Outdoor-Fitnessgeräte können eine schöne Ergänzung für Spielplätze und ähnliche Anlagen sein. Dabei gilt es jedoch unter anderem bezüglich des genauen Standorts gewisse Vorschriften zu beachten, die die Norm EN 16630:2015-06 vorgibt. FREISPORT erklärt Ihnen, was diese EU-weite Regelung beinhaltet und konkret bedeutet.

Outdoor Fitnesspark

Anwendungsbereiche der Vorschrift für Outdoor-Brustpressen & Co.

Die europäische Norm EN 16630 (der komplette deutschsprachige Name lautet: “Standortgebundene Fitnessgeräte im Außenbereich – Sicherheitstechnische Anforderungen und Prüfverfahren”) gilt für Fitnessgeräte im Außenbereich, die nicht beweglich sind und bei denen kein Trainer bzw. eine beaufsichtige Person zugegen ist. Darunter fallen also beispielsweise Geräte von Fitnessparcours.

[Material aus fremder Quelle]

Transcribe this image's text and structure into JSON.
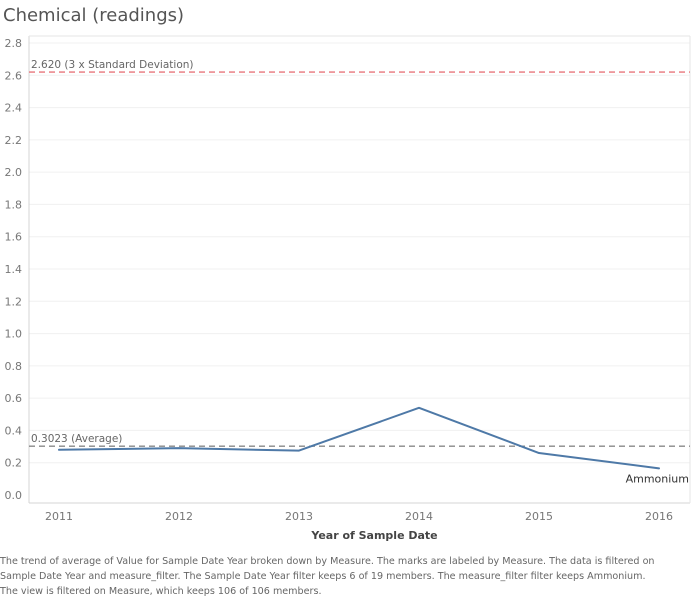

Diese Norm ersetzt die vorher gültige DIN 79000:2012-05 und enthält erweiterte Angaben zur Mindestkörpergröße, Anforderungen an Bauteile aus Gummi sowie Details zur Instandhaltung.

Regelungen für Materialien und Prüfverfahren von Outdoor-Fitnessgeräten

Ein großer Bestandteil der EN 16630:2016-05 sind zudem die Vorgaben für beispielsweise

  • Werkstoffe,
  • Verschleißteile oder
  • Fundamente.

Weiterhin legt sie fest, dass die Geräte erst für Personen ab 14 Jahren mit einer Mindestkörpergröße von 140 Zentimetern freigegeben sind. Genaue Beschreibungen der Prüfverfahren, beispielsweise bezüglich allgemeiner Fangstellen für den Körper oder für einzelne Körperteile (Kopf, Hals und Finger), ergänzen die Vorgaben zur Sicherheit. Schlussendlich folgen Vorschriften bezüglich Installation, Montage und Wartung der Geräte.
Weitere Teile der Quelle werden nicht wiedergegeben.